Though the model doesn't change, there may be some changes in how I illustrate what it spits out. The biggie on display is R%. That's not going away. But the objective nature of this allows for some pretty cool alternative stuff... the "Collapse" and "Resilient" scenarios on the SpotVault page are only scratching the surface. Here are a few others:
R% Without Ratings Uncertainty. The R% is a blend of the future ratings uncertainty (Step Two) and the network decision-making uncertainty (Step Four). Obviously, I think that's the best way to do it. But it's also possible to look at these numbers as if there were no ratings uncertainty. In other words, how likely is the network to renew if the current projection of future ratings happens to be exactly right? It can be an interesting snapshot.
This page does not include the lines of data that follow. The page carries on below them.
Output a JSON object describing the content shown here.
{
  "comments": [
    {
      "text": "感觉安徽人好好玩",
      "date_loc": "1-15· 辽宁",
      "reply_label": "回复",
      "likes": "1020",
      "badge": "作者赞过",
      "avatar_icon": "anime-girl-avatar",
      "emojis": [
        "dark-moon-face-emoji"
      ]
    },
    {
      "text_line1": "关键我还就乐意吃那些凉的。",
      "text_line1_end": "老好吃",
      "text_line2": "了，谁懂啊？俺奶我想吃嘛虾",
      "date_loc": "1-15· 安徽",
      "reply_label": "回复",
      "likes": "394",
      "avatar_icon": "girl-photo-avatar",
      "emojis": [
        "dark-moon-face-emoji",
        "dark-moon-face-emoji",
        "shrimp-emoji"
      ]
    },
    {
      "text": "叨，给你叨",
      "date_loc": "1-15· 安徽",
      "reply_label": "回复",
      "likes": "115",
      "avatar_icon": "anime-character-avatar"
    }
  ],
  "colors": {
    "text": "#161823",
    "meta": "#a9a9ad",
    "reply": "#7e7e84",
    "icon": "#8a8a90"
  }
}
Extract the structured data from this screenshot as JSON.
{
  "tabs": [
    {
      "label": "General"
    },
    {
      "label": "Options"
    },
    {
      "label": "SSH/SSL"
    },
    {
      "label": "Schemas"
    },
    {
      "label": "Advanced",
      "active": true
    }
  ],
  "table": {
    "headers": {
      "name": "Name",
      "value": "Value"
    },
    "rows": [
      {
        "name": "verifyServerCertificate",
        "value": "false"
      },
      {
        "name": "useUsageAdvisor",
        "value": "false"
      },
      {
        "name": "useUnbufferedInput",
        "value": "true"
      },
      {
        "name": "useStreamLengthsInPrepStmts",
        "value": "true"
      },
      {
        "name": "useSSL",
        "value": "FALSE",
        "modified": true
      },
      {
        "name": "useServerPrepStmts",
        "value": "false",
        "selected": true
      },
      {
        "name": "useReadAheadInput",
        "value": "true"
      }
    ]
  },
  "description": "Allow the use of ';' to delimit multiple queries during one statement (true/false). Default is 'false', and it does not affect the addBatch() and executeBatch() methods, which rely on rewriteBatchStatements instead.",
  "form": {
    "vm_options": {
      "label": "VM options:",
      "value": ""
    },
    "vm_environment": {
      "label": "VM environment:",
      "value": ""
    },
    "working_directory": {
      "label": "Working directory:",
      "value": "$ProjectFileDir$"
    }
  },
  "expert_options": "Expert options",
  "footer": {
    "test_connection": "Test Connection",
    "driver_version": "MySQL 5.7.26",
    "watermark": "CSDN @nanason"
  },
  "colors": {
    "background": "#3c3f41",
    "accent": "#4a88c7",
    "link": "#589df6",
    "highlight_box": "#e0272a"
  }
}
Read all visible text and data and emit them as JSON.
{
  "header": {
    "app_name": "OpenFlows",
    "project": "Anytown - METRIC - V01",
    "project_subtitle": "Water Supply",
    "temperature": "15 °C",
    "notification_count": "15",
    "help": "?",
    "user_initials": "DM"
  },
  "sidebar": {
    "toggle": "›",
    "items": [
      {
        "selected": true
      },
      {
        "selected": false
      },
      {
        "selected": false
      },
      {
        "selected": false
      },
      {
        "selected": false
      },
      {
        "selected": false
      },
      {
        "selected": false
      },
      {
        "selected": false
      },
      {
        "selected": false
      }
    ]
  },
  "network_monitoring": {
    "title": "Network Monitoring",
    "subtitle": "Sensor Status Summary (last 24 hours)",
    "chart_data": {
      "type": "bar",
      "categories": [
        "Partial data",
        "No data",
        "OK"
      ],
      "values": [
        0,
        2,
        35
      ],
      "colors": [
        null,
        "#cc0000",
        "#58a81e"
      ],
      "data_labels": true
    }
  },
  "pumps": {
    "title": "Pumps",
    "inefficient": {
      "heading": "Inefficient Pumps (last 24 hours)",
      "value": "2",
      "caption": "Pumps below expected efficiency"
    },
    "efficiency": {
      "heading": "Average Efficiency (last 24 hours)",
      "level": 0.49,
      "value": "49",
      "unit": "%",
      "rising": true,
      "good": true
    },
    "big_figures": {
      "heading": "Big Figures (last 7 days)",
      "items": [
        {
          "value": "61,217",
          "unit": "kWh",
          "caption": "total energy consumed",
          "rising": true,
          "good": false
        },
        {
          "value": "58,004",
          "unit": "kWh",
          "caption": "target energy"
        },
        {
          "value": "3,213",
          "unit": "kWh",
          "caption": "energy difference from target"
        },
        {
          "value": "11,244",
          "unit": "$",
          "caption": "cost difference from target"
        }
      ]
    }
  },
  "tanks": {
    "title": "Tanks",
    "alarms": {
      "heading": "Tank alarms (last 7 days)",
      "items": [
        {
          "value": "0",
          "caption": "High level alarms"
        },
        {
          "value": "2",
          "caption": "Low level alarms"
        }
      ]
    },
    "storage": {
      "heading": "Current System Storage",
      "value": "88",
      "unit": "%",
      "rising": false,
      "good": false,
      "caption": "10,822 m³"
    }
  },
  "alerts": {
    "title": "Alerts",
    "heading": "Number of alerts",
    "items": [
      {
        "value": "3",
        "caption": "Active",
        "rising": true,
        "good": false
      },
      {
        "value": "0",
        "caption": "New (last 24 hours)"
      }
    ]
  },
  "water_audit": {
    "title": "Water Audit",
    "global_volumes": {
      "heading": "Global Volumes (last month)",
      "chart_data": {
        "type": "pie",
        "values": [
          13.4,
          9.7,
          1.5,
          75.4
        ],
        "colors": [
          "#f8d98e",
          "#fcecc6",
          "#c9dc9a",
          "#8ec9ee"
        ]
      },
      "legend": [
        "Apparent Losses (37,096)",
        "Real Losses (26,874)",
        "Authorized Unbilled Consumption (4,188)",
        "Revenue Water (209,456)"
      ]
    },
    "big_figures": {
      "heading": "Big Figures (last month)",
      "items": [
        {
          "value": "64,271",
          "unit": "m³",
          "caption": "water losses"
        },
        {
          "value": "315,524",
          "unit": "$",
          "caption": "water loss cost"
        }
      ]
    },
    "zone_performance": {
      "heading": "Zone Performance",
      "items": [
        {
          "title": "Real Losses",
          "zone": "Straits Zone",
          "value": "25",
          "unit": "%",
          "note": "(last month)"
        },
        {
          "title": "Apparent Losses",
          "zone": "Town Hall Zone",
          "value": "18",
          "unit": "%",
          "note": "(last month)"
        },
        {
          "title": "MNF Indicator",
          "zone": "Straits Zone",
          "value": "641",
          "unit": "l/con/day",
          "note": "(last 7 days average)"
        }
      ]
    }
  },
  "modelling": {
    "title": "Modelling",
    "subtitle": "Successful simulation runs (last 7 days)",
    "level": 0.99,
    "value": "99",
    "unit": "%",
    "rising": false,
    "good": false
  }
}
Other Scenarios Without Ratings Uncertainty. Perhaps even more interestingly, I could translate those "Collapse" and "Resilient" numbers into percentages using the same method. A way of communicating this in practice (using the actual opening week of Quantico), "We open Quantico at 84% to be renewed. If the ratings projection turns out to be exactly right, it's 97%. But if it has a major collapse, it's only 30%."
Looking at Just This Week. The R% aggregates multiple recent points, and the formula's definition of "current ratings" is the average of those points. But it can also display the R% if "current ratings" is defined by just the most recent week. As I said above, I usually prefer multiple points once we get beyond the very first few weeks of the season, because a lot of fluctuations are just noise. But it can be fun (or terrifying, I guess) to look at what a show's one-week situation would be if it has a big stinker or spike. This aspect might actually join the formula down the line; many shows have become completely different animals when they come back from lengthy hiatuses, so those may be cases where the super-recent results should be weighted more heavily.
At the moment, I don't have an actual plan any for these last few things. A lot of it might get sussed out through the Renewology "roundup" columns. I'm just kinda teasing you with some of the possibilities, just in case what I've described in the last 10,000 words of intros is not enough!!!